As últimas duas rodadas da Premier League acabaram reforçando o palpite que, com coração pesado, eu fiz no início da temporada. Esse, finalmente, pode ser o ano do Arsenal.
A vitória fora de casa contra o Tottenham e a quase-vitória fora contra o Manchester City, na importância e circunstâncias das partidas, estão enviando uma mensagem forte — o Arsenal está na briga, porque dentro do novo Arsenal, tem suficiente do Arsenal velho para fazer a diferença.
Tem muita gente no Brasil que se apaixonou pelos Gunners nos primeiros anos do século. E até eu, com simpatias no outro extremo de Seven Sisters Road (um jeito londrino para me identificar como torcedor do Tottenham) pude entender os motivos. O time do técnico Arsene Wenger era dinâmico e empolgante, até glamoroso.
Mas lembro bem da minha vontade na época — ir buscando torcedores brasileiros do Arsenal e ficar os sacudindo enquanto eu gritava o seguinte — “sabe que isso aí não tem nada a ver com a identidade histórica do clube?”
Na linguagem vulgar dos negócios, durante os seus longos anos ali, Wenger conseguiu uma operação muito bem-sucedida de reposicionamento de marca. O Arsenal que ele pegou em 1996 era, sem sombras de dúvida, um grande clube com uma tradição notável. Mas era muito diferente. Era um clube que até se orgulhava de não ser dinâmico e empolgante, até glamoroso. Existia um jeito Arsenal de fazer as coisas — sólido, confiável, sem firulas.
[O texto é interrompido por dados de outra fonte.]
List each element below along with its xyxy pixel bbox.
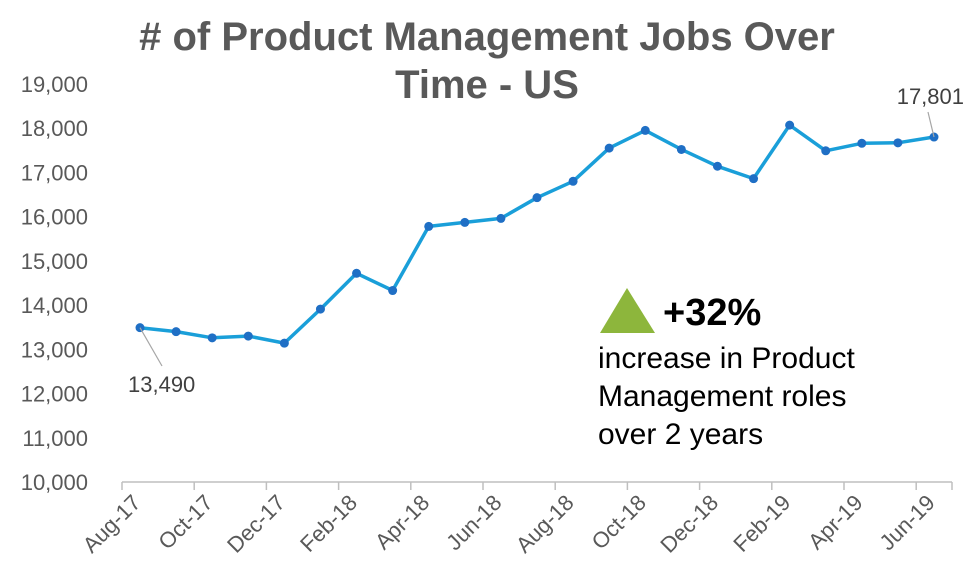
y-tick-label: 15,000 xyxy=(21,249,88,274)
chart-title-line-2: Time - US xyxy=(395,63,579,107)
up-triangle-icon xyxy=(600,288,655,333)
data-label-leader xyxy=(139,327,163,367)
annotation-line-3: over 2 years xyxy=(598,418,763,451)
chart-title: # of Product Management Jobs Over Time -… xyxy=(139,15,835,107)
data-label-leader xyxy=(927,111,935,138)
data-point xyxy=(424,221,434,231)
x-tick-label: Jun-19 xyxy=(874,490,939,555)
series-line xyxy=(139,123,935,345)
data-point xyxy=(749,174,759,184)
annotation: +32% increase in Product Management role… xyxy=(598,288,855,451)
y-tick-label: 16,000 xyxy=(21,205,88,230)
data-point xyxy=(279,338,289,348)
data-point xyxy=(857,138,867,148)
data-label: 17,801 xyxy=(897,84,964,109)
y-tick-label: 12,000 xyxy=(21,382,88,407)
data-point xyxy=(821,146,831,156)
data-label: 13,490 xyxy=(128,372,195,397)
data-point xyxy=(532,193,542,203)
data-point xyxy=(243,331,253,341)
series xyxy=(135,120,939,348)
annotation-line-1: increase in Product xyxy=(598,342,855,375)
y-tick-label: 14,000 xyxy=(21,293,88,318)
data-point xyxy=(315,304,325,314)
data-point xyxy=(640,125,650,135)
x-tick-label: Dec-18 xyxy=(655,490,723,558)
data-point xyxy=(352,268,362,278)
data-labels: 13,490 17,801 xyxy=(128,84,964,397)
x-tick-label: Jun-18 xyxy=(441,490,506,555)
x-tick-label: Apr-19 xyxy=(803,490,867,554)
data-point xyxy=(604,143,614,153)
y-tick-label: 18,000 xyxy=(21,116,88,141)
annotation-line-2: Management roles xyxy=(598,380,846,413)
x-tick-label: Apr-18 xyxy=(370,490,434,554)
y-tick-label: 11,000 xyxy=(22,426,88,451)
x-tick-label: Oct-18 xyxy=(587,490,651,554)
y-tick-label: 17,000 xyxy=(21,160,88,185)
x-tick-label: Aug-18 xyxy=(511,490,579,558)
data-point xyxy=(207,333,217,343)
x-tick-label: Feb-18 xyxy=(295,490,362,557)
chart-title-line-1: # of Product Management Jobs Over xyxy=(139,15,835,59)
data-point xyxy=(496,213,506,223)
data-point xyxy=(893,138,903,148)
x-tick-label: Feb-19 xyxy=(728,490,795,557)
data-point xyxy=(171,327,181,337)
y-tick-label: 19,000 xyxy=(21,72,88,97)
x-axis: Aug-17 Oct-17 Dec-17 Feb-18 Apr-18 Jun-18 Aug-… xyxy=(78,481,953,558)
y-axis: 10,000 11,000 12,000 13,000 14,000 15,000 16,0… xyxy=(21,72,88,495)
data-point xyxy=(460,217,470,227)
data-point xyxy=(785,120,795,130)
data-point xyxy=(568,176,578,186)
y-tick-label: 13,000 xyxy=(21,337,88,362)
y-tick-label: 10,000 xyxy=(21,470,88,495)
annotation-percent: +32% xyxy=(663,292,761,334)
x-tick-label: Oct-17 xyxy=(153,490,217,554)
x-tick-label: Dec-17 xyxy=(222,490,290,558)
data-point xyxy=(388,286,398,296)
data-point xyxy=(712,161,722,171)
data-point xyxy=(676,144,686,154)
x-tick-label: Aug-17 xyxy=(78,490,146,558)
Em grande parte, essa filosofia era a obra do Herbert Chapman, o gênio que era gerente e técnico do clube de 1925 até a sua morte repentina em 1934. As mangas brancas na camisa — ideia dele. O desenvolvimento do estádio — projeto dele. A mudança do nome da estação de metrô mais perto de “Avenell Road” para “Arsenal” — por força política dele.
E, mais importante, os primeiros grandes títulos — obra dele. O sucesso no campo chegou porque ele entendeu as consequências de uma mudança na lei de impedimento, que procurou facilitar a vida dos atacantes. Chapman respondeu colocando um homem extra no centro da defesa, criando assim o sistema WM.
Para a torcida adversária, aparecia que o Arsenal sempre estava com sorte, pois estava sendo atacado, mas mesmo assim ganhava os jogos no contra-golpe. Na verdade, tratava-se de uma maneira nova de interpretar o futebol, onde solidez era mais importante que posse da bola ou conquista de terreno. E virou um componente fundamental do DNA do clube.
O Arsenal que surpreendeu ganhando o campeonato e a FA Cup na temporada 1970-71 foi difícil de assistir — e mais difícil ainda de vencer. Não era nada brilhante e nunca procurava ser. Foi um time bem organizado, fisicamente áspero e mentalmente forte. Um jogador daquele time, George Graham, foi o técnico de 1986 até 95. Foi um outro período glorioso, com títulos domésticos e continentais. O Arsenal de então desfrutava de vários jogadores talentosos.
Mas, como mandava a tradição, prezava muito mais a solidez e a confiabilidade em cima da qualidade do espetáculo. A torcida adorava assim — ia para o estádio cantando os nomes dos defensores e apreciava como ninguém uma vitória de 1 a 0.
Wenger mudou isso tudo. Apresentava a torcida com um estilo mais espetacular, e ela adorava, especialmente, claro, quando também ganhava títulos. Mas ultimamente?
Nos últimos anos, com Wenger e depois, o Arsenal ainda tem sido capaz de dar show — num dia bom. Mas num dia não tão bom? Meio mole. Faltava a solidez tradicional.
Até agora. Ir para o jogo contra o Tottenham sem Martin Odegaard e Declan Rice? Sem problema. Ir enfrentar o City ainda sem Odegaard, sair atrás do placar e depois ter que jogar mais que 50 minutos com 10? Voltou para casa com um empate, e ficou a segundos de uma vitória.
O Arsenal de 2024-25 pode ganhar de várias maneiras. Pode superar o adversário com estilo. Mas também pode defender e fazer a diferença com bolas paradas. É até capaz de segurar o grande City mesmo com pouco mais que 10% de posse da bola no segundo tempo.
Falta um grande centroavante? Pode ser. Mas com o goleiro em boa fase, e um par de zagueiros estupendos, não é nada fácil marcar contra o Arsenal, que deixa confiança fluindo por todo o time. Imagino que o elenco voltou para Londres meio frustrado depois de 2 a 2 contra o City — que, em si, é um sinal do nível de ambição do time.
A temporada, claro, é uma maratona. Mas o Arsenal largou muito bem.